La réindustrialisation américaine : compétitivité prix

  • Entre 2010 et 2012, 500 000 emplois industriels créés liés à deux facteurs de compétitivité-prix (+35 % par rapport à l’UE) :
    • Compression des CSU : baisse de -4 % des salaires réels entre 2008 et 2012, distorsion de la répartition de la VA au profit du facteur K (+3 PP), réduction de l’écart des CSU avec le Mexique ou la Chine (moins de délocalisations)
    • Diminution du prix des intrants énergétiques : pic d’exploitation des hydrocarbures non conventionnels en 2012 (2/3 de la production de gaz vs. 2 % en 2002) => baisse de moitié du prix du gaz naturel (3x inférieur aux prix UE et JAP car le gaz n’est pas un marché mondial contrairement au pétrole)

 

  • Fin des déficits jumeaux aux USA ? (Morris, 2013) Redeviennent exportateur net de produits pétroliers depuis 2012 : +15 Md$ en 2016 (première fois depuis 1949)
    • MAIS les prix de l’énergie constituent aussi un signal-prix pour orienter l’offre et la demande vers des sources d’énergie renouvelables
    • Par ailleurs, la distorsion de la répartition de la VA accroit les inégalités de revenus (Stiglitz, 2012) => problématique de l’augmentation du salaire minimum fédéral (+35 % sous Obama)
    • Enfin, on n’observe pas de réindustrialisation des secteurs fortement intensifs en travail, ex. textile partis vers Vietnam & Indonésie => faible incidence sur l’emploi industriel (Artus, 2014) : -80k emplois industriels en 2016. Et 2/3 des relocalisations dans les Etats du Sud (not.

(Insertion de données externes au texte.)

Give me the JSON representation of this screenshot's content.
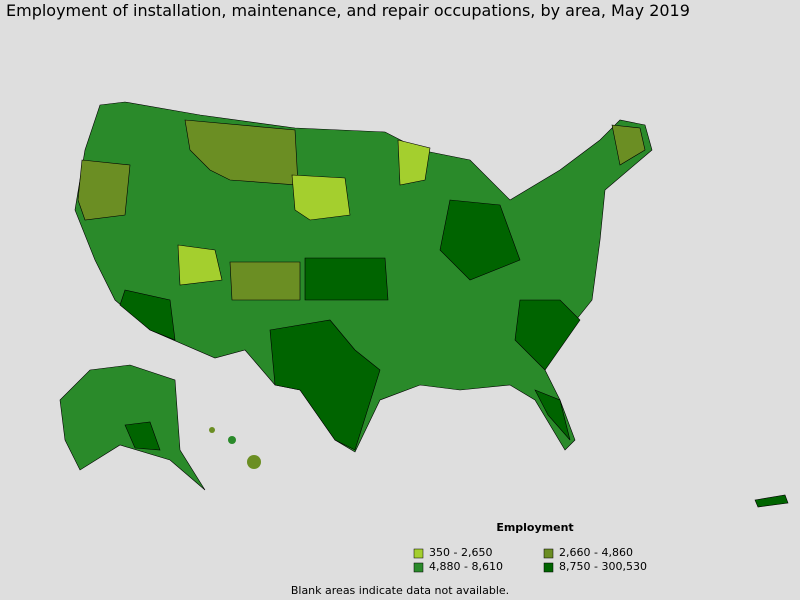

Texas), alors que la région des Grands Lacs a perdu plus de 4 PP de VA industrielle entre 2000 et 2014 (redistribution géographique).

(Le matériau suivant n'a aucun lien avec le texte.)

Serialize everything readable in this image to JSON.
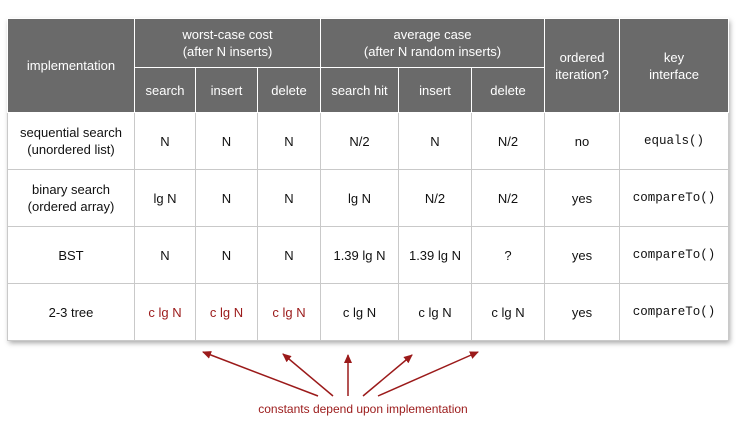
{
  "headers": {
    "implementation": "implementation",
    "worst_case": [
      "worst-case cost",
      "(after N inserts)"
    ],
    "average_case": [
      "average case",
      "(after N random inserts)"
    ],
    "ordered": [
      "ordered",
      "iteration?"
    ],
    "key": [
      "key",
      "interface"
    ],
    "sub": [
      "search",
      "insert",
      "delete",
      "search hit",
      "insert",
      "delete"
    ]
  },
  "rows": [
    {
      "impl": [
        "sequential search",
        "(unordered list)"
      ],
      "vals": [
        "N",
        "N",
        "N",
        "N/2",
        "N",
        "N/2"
      ],
      "ordered": "no",
      "key": "equals()"
    },
    {
      "impl": [
        "binary search",
        "(ordered array)"
      ],
      "vals": [
        "lg N",
        "N",
        "N",
        "lg N",
        "N/2",
        "N/2"
      ],
      "ordered": "yes",
      "key": "compareTo()"
    },
    {
      "impl": [
        "BST"
      ],
      "vals": [
        "N",
        "N",
        "N",
        "1.39 lg N",
        "1.39 lg N",
        "?"
      ],
      "ordered": "yes",
      "key": "compareTo()"
    },
    {
      "impl": [
        "2-3 tree"
      ],
      "vals": [
        "c lg N",
        "c lg N",
        "c lg N",
        "c lg N",
        "c lg N",
        "c lg N"
      ],
      "ordered": "yes",
      "key": "compareTo()"
    }
  ],
  "note": "constants depend upon implementation",
  "colors": {
    "header_bg": "#6a6a6a",
    "accent": "#9b1a1a",
    "grid": "#c9c9c9"
  }
}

Les dévaluations internes dans l’UEM

  • Dans les pays périphériques, la compression des CSU (+30 % entre 2000 et 2009 vs. +5 DE, puis -5 % SP et +5 % IT entre 2009 et 2015) a permis de réduire les déficits commerciaux (SP et IT : excédent de 1,5 % PIB) mais n’a pas encore entrainé une montée en gamme des produits exportés (donc forte sensibilité au prix)
    • Dévaluation interne = ensemble de mesures qui visent à modifier les prix relatifs afin d’améliorer la compétitivité d’un pays dans le cadre d’un régime de change fixe. Ces mesures peuvent porter sur les politiques du marché du travail, des biens et/ou sur la fiscalité.
    • En outre, ces politiques sont très coûteuses en emploi (pic du chômage à 26 % en SP et à 12 % en IT en 2013), cf. CEPII, 2012 (« Peut-on dévaluer sans dévaluer ? »)

 

  • En France, la politique de restauration des marges (EBE/VA) des entreprises peine encore à produire ses effets
    • Allègements des cotisations employeurs sur les bas salaires (jusque 1,6 SMIC), création du CICE (jusque 2,5 SMIC), Pacte de responsabilité (baisse des cotisations familiales jusque 3,5 SMIC, suppression de la C3S), baisse de l’IS à 25 % à horizon 2022 ~ 45 Md€ d’allègements de PO
    • Selon l’OFCE (2016), le CICE explique une baisse de -2,8 % des coûts salariaux unitaires dans l’industrie. Légère remontée des marges à 31,9 % de la VA en 2016 (+2 PP par rapport à 2014) mais toujours inférieures au niveau d’avant crise (32,7 % en 2007) => remontée du taux d’investissement (23,3 % de la VA en 2016 vs. 21,5 % en 2009)
    • Toutefois, le CICE s’étend jusqu’à 2,5 SMIC et ne concerne pas l’ensemble de la masse salariale des entreprises industrielles (il avait aussi un objectif d’emploi justifiant ce ciblage sur les bas salaires : env. 100 000 emplois créés ou sauvegardés en 2013-2015) ; par ailleurs, il ne bénéficie que pour moins d’un tiers aux secteurs exposés à la concurrence internationale (France Stratégie, 2017) ;
    • Mais ces politiques demeurent limitées parce qu’elles se concurrencent (jeu à somme nulle)

 

3. Les défis

 

A quoi ressemblera l’industrie du futur ?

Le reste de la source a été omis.